Y...HASTA MORIR ERA OTRA COSA (el cementerio más feo del mundo)
Si vivir en Ciudad Ojeda se ha vuelto miserable, morir en
Ciudad Ojeda es vergonzoso. Al entrar a su cementerio nos invade una sensación
de indigencia, de que en aquel lugar sólo pueda reseñarse un paso por la vida
sin pena ni gloria. Y tal vez, sólo tal vez, sea esta imagen pusilánime la que
en retrospectiva alimenta la indolencia de la ciudad, con un camposanto tan blasfemo
pareciera que no hay logros en la vida que pudieran sobrevivir al desencanto
final de este cementerio deplorable, irrespetuoso en todos los sentidos, más
feo que la muerte misma, árido, desvencijado, con la cerca caída, poco se
diferencia de una fosa común de desastre natural, invadido por los sin techo, guarida
de malvivientes de toda índole, un cementerio donde los entierros se hacen en
la hora de más calor para evitar que el atardecer facilite las fechorías de los
delincuentes dispuestos a asaltar a los deudos que dan el último adiós a sus
seres queridos. La peor delincuencia es la que se nutre del dolor ajeno. Y
delincuentes somos todos por permitir esto, cómplices del mal vivir y el mal
morir.
Pero ahora que me acerco al punto final de este lamento nostálgico, creo
darme cuenta que tal vez la ciudad nunca cambió, que todo ha sido un error mío,
que esta Ojeda siempre ha sido así y que la de mis recuerdos es otra ciudad.

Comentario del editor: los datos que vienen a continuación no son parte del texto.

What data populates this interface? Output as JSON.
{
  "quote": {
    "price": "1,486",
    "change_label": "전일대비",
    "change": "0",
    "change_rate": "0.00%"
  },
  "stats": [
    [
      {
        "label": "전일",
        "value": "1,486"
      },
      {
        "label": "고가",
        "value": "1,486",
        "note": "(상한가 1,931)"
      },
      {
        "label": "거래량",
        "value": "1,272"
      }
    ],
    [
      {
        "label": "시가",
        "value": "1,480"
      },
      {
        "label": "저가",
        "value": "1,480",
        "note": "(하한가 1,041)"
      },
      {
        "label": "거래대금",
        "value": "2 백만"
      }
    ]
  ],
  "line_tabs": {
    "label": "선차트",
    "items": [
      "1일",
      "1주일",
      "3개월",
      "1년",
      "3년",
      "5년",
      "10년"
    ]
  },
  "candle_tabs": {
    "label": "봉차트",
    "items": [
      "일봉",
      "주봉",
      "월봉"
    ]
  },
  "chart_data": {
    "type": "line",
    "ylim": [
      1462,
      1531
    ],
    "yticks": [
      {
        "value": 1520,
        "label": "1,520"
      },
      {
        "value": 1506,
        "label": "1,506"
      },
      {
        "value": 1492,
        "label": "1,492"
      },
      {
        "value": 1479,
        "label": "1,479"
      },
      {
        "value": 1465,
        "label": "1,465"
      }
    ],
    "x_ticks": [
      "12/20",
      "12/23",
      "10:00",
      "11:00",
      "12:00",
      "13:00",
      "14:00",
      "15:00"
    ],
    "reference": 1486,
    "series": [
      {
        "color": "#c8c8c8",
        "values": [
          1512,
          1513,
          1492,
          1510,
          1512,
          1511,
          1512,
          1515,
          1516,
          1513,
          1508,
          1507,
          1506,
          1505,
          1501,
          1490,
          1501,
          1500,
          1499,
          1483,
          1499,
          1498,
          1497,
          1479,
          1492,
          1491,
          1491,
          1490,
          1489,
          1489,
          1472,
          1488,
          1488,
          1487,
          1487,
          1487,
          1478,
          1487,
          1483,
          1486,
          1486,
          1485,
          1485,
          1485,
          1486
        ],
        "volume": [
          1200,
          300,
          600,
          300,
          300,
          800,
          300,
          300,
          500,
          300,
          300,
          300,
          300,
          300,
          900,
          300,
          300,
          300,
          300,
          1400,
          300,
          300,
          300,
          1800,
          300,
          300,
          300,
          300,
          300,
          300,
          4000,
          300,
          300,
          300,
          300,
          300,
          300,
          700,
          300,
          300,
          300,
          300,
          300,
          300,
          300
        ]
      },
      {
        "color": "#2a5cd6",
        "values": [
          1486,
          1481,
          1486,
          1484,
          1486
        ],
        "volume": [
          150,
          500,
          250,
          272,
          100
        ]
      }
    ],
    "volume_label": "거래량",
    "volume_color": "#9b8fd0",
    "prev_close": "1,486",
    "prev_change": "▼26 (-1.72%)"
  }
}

Creo estarme dando cuenta que he pensado en dos ciudades distintas que por
casualidad se llaman igual. O tal vez, me haya equivocado de persona, que el
Mario que vivió en Ojeda hace años no es el mismo que describe la ciudad
actual, tal vez sean dos personas diferentes que casualmente se llaman igual,
en este caso el problema es saber cuál de los dos está escribiendo esto. Y
ahora que lo pienso mejor, puede que sea usted el que se equivoca creyendo
haber conocido dos ciudades o dos Marios y se está inventando una historia
para ignorar su insomnio, o su aburrimiento o su soledad…, en cualquier caso
para olvidar una realidad que ya no se parece a lo que era.